From School Library Journal:
Grade 5-8-- Anthea, thrust into the tumultuous bosom of her uncle's family by her parents' untimely deaths, finds herself crowded physically and spiritually by their noisy, messy togetherness (which includes her grandfather's ghost). In her grief and discomfort, Anthea is ripe for the grand spaciousness of Viridian, a land created by a long-dead great-uncle also in need of large personal spaces. His spirit is still there, desperate for companionship to continue his "journey beyond." Anthea, willing at first, finds the seductive spaces of Viridian intruding on her waking life even as she begins to find her own place in her new family. Her cousin Flora, plump and freckled, at first resents slim and elegant Anthea, but as she too discovers Viridian, she also discovers a fondness for her cousin, and worries that she will be lost.
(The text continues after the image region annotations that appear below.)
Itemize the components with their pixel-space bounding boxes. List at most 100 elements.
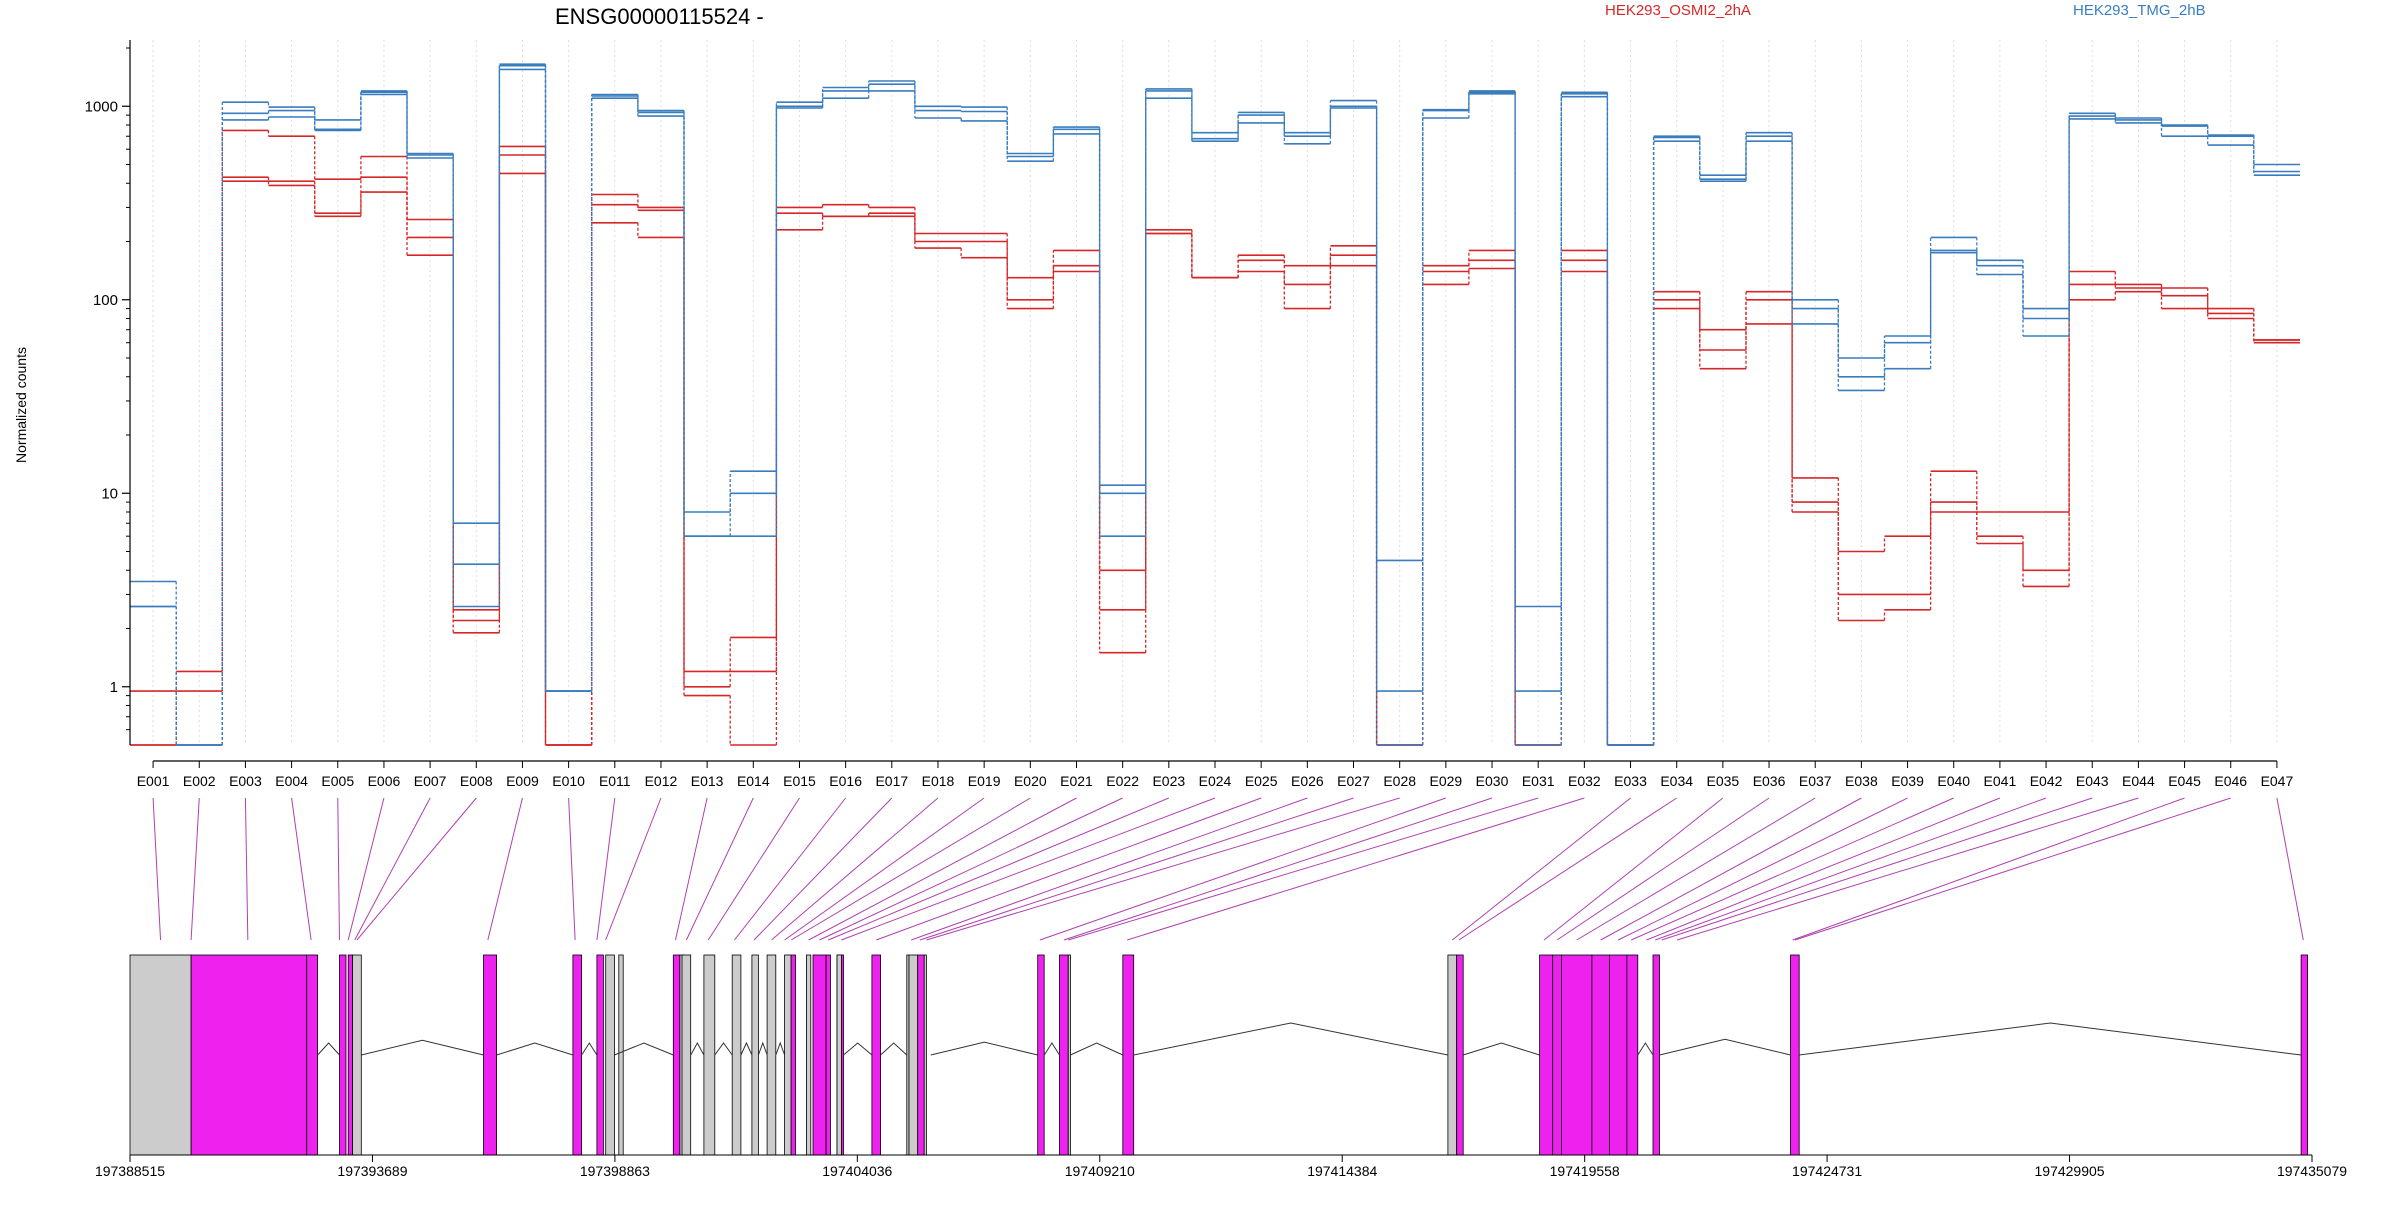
x-tick-label: E029 (1429, 773, 1462, 789)
y-tick-label: 100 (93, 292, 118, 309)
exon-connector-line (808, 797, 1077, 941)
exon-connector-line (1646, 797, 2001, 941)
x-tick-label: E010 (552, 773, 585, 789)
exon-connector-line (596, 797, 616, 941)
x-tick-label: E044 (2122, 773, 2155, 789)
exon-box-used (339, 954, 347, 1156)
x-tick-label: E013 (691, 773, 724, 789)
legend-label-series-a: HEK293_OSMI2_2hA (1605, 2, 1751, 19)
x-tick-label: E028 (1383, 773, 1416, 789)
x-tick-label: E003 (229, 773, 262, 789)
exon-connector-line (356, 797, 477, 941)
exon-connector-line (605, 797, 662, 941)
x-tick-label: E016 (829, 773, 862, 789)
exon-connector-line (753, 797, 893, 941)
x-tick-label: E017 (875, 773, 908, 789)
coordinate-label: 197409210 (1065, 1163, 1135, 1179)
exon-box-used (596, 954, 604, 1156)
axis-layer: 1 10 100 1000 E001 E002 E003 E004 E005 E006 E007 E0… (85, 40, 2294, 789)
exon-connector-line (675, 797, 708, 941)
x-tick-label: E012 (645, 773, 678, 789)
exon-box-unused (703, 954, 716, 1156)
exon-box-unused (681, 954, 692, 1156)
coordinate-label: 197435079 (2277, 1163, 2347, 1179)
exon-box-used (871, 954, 882, 1156)
x-tick-label: E039 (1891, 773, 1924, 789)
x-tick-label: E026 (1291, 773, 1324, 789)
exon-box-unused (1067, 954, 1071, 1156)
intron-line (614, 1042, 674, 1056)
x-tick-label: E036 (1753, 773, 1786, 789)
intron-line (740, 1041, 753, 1056)
exon-box-used (790, 954, 796, 1156)
intron-line (1799, 1022, 2302, 1056)
x-tick-label: E020 (1014, 773, 1047, 789)
y-tick-label: 10 (101, 485, 118, 502)
exon-connector-line (1068, 797, 1539, 941)
intron-line (496, 1042, 574, 1056)
exon-box-unused (908, 954, 919, 1156)
exon-box-used (1456, 954, 1464, 1156)
exon-connector-line (1676, 797, 2139, 941)
exon-box-used (1609, 954, 1628, 1156)
exon-connector-line (1127, 797, 1585, 941)
exon-connector-line (291, 797, 312, 941)
intron-line (714, 1042, 733, 1056)
x-tick-label: E045 (2168, 773, 2201, 789)
intron-line (1043, 1042, 1060, 1056)
x-tick-label: E038 (1845, 773, 1878, 789)
intron-line (843, 1042, 873, 1056)
gene-model-layer: 197388515 197393689 197398863 197404036 1974… (95, 954, 2347, 1179)
exon-box-unused (923, 954, 927, 1156)
intron-line (775, 1041, 786, 1056)
x-tick-label: E004 (275, 773, 308, 789)
exon-connector-line (354, 797, 431, 941)
exon-connector-line (841, 797, 1216, 941)
coordinate-label: 197398863 (580, 1163, 650, 1179)
exon-connector-line (337, 797, 340, 941)
exon-connector-line (771, 797, 939, 941)
exon-box-used (1626, 954, 1639, 1156)
exon-connector-line (1543, 797, 1724, 941)
x-tick-label: E015 (783, 773, 816, 789)
series-1-replicate-0-level-line (130, 63, 2300, 746)
exon-box-used (1059, 954, 1069, 1156)
x-tick-label: E005 (321, 773, 354, 789)
exon-box-unused (836, 954, 842, 1156)
series-0-replicate-2-level-line (130, 172, 2300, 746)
series-0-replicate-0-level-line (130, 129, 2300, 746)
exon-box-unused (766, 954, 777, 1156)
coordinate-label: 197388515 (95, 1163, 165, 1179)
series-1-replicate-2-level-line (130, 68, 2300, 746)
coordinate-label: 197404036 (822, 1163, 892, 1179)
exon-connector-line (347, 797, 385, 941)
exon-connector-line (1661, 797, 2093, 941)
exon-connector-line (790, 797, 1031, 941)
exon-connector-line (784, 797, 985, 941)
exon-box-unused (806, 954, 812, 1156)
x-tick-label: E027 (1337, 773, 1370, 789)
series-1-replicate-2-step-line (175, 69, 2255, 745)
x-tick-label: E018 (922, 773, 955, 789)
chart-title: ENSG00000115524 - (555, 4, 764, 29)
intron-line (1659, 1038, 1791, 1056)
x-tick-label: E021 (1060, 773, 1093, 789)
exon-connector-line (1631, 797, 1954, 941)
exon-connector-line (1617, 797, 1908, 941)
x-tick-label: E032 (1568, 773, 1601, 789)
legend-label-series-b: HEK293_TMG_2hB (2073, 2, 2206, 19)
exon-box-used (1790, 954, 1800, 1156)
exon-box-used (572, 954, 583, 1156)
x-tick-label: E002 (183, 773, 216, 789)
exon-connector-line (819, 797, 1123, 941)
exon-connector-line (1655, 797, 2047, 941)
exon-connector-line (190, 797, 200, 941)
x-tick-label: E025 (1245, 773, 1278, 789)
exon-connector-line (1792, 797, 2185, 941)
x-tick-label: E022 (1106, 773, 1139, 789)
exon-box-used (190, 954, 308, 1156)
exon-box-used (1591, 954, 1610, 1156)
x-tick-label: E047 (2261, 773, 2294, 789)
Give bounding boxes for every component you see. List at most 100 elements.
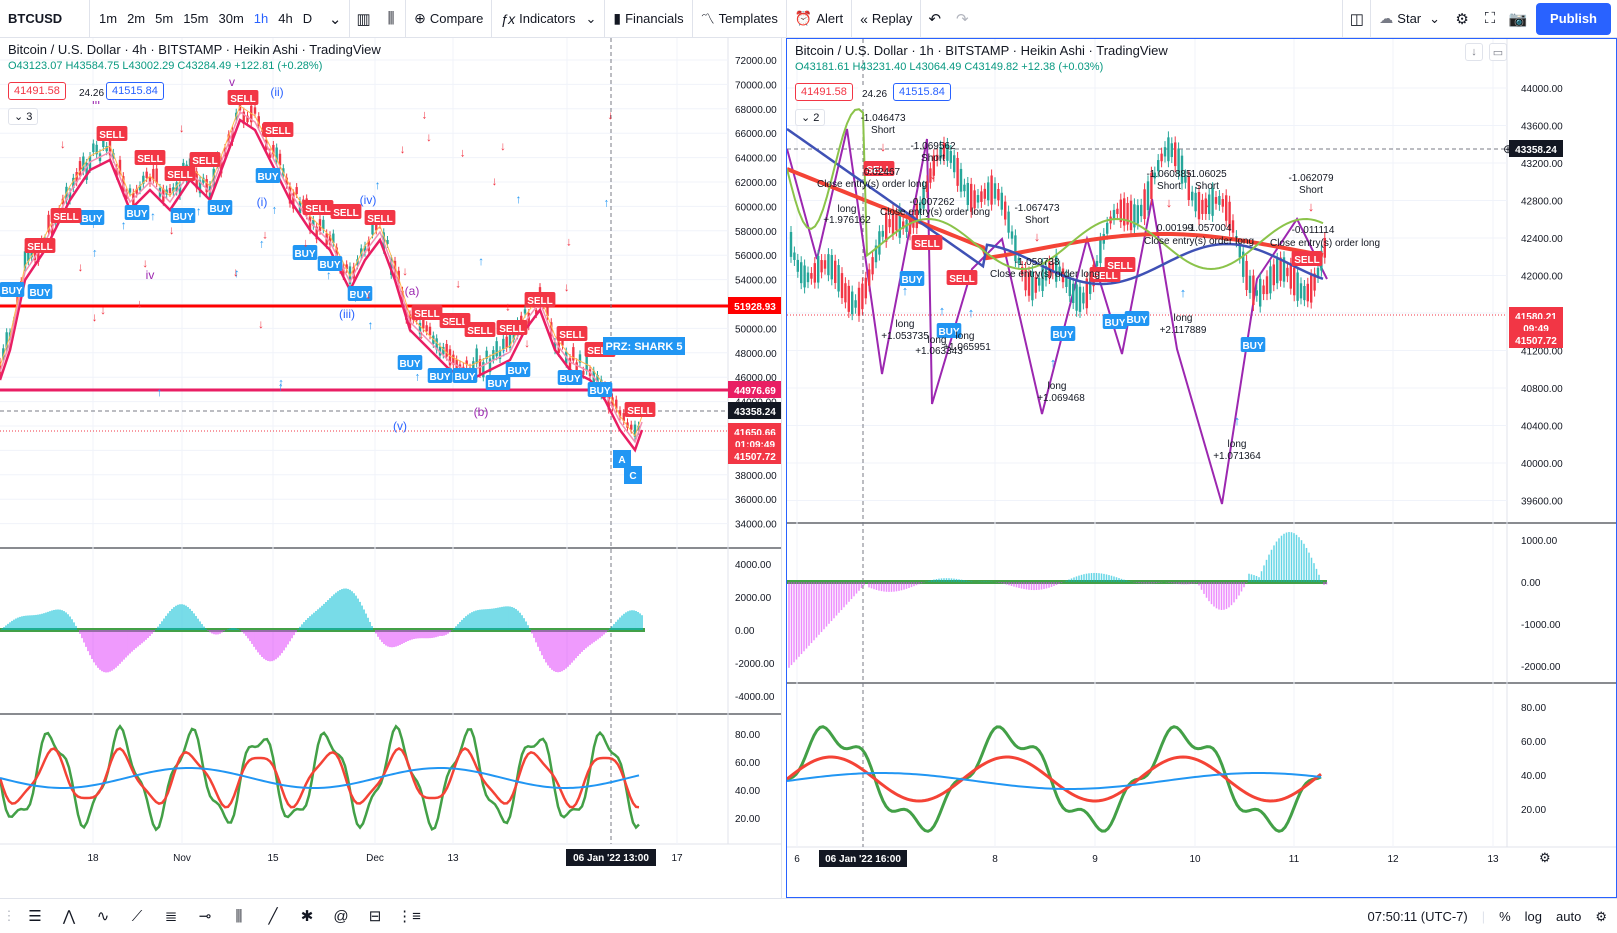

Flora, always a life-force, faces her grandfather's ghost at last, forces his spirit to relinquish its grip on the family home and go to the aid of his brother, and she literally rides to Anthea's rescue in an exciting climax. The increasingly sinister spaces of the other world are replaced with expanding, loving family relationships. The contrasts are strong, as are the characterizations. While there are other dreamworlds in other books, Mahy's Viridian is unique in its slow slide from entrancing to spellbinding, its transformation from a place of beauty to one of menace and danger. Created from stereopticon slides and imagination, it has gone beyond the boundaries of the slide holder and the mind, and assumed a chilling reality of its own--no longer controlled, but controlling. Cool, careful crafting. --Patricia Manning, Eastchester Public Library, NY
Copyright 1991 Reed Business Information, Inc.
From Publishers Weekly:
Sturdy, earth-bound Flora resents her glamorous cousin. Newly orphaned Anthea has come to live with Flora's family in the house that is haunted by the girls' grandfather, Lionel. Unsure of her place in this chaotic adoptive family, Anthea retreats to Viridian, a strange dream landscape that was created and is inhabited by ghostly Lionel's long-dead younger brother. At first Viridian is a haven for Anthea, and seems more real than her waking life. But later, as her involvement with her new family grows, Anthea's nightly journeys become sinister and even life-threatening. It is fierce and noisy Flora who charges into Viridian, rescues her cousin and puts the family's stray ghosts to rest, at last. Readers with the tenacity to get past the initial tedious and disorienting descriptions of Viridian will find plenty of food for thought in the novel's closing scenes. The last third of the book is filled with the sort of writing Mahy's fans have come to expect: breathtaking adventure combined with honest and memorable insights into the workings of a family. Though it never achieves the seamless merging of magic and drama that characterize The Changeover and The Haunting , this novel will linger in the mind of the reader. Ages 10-14.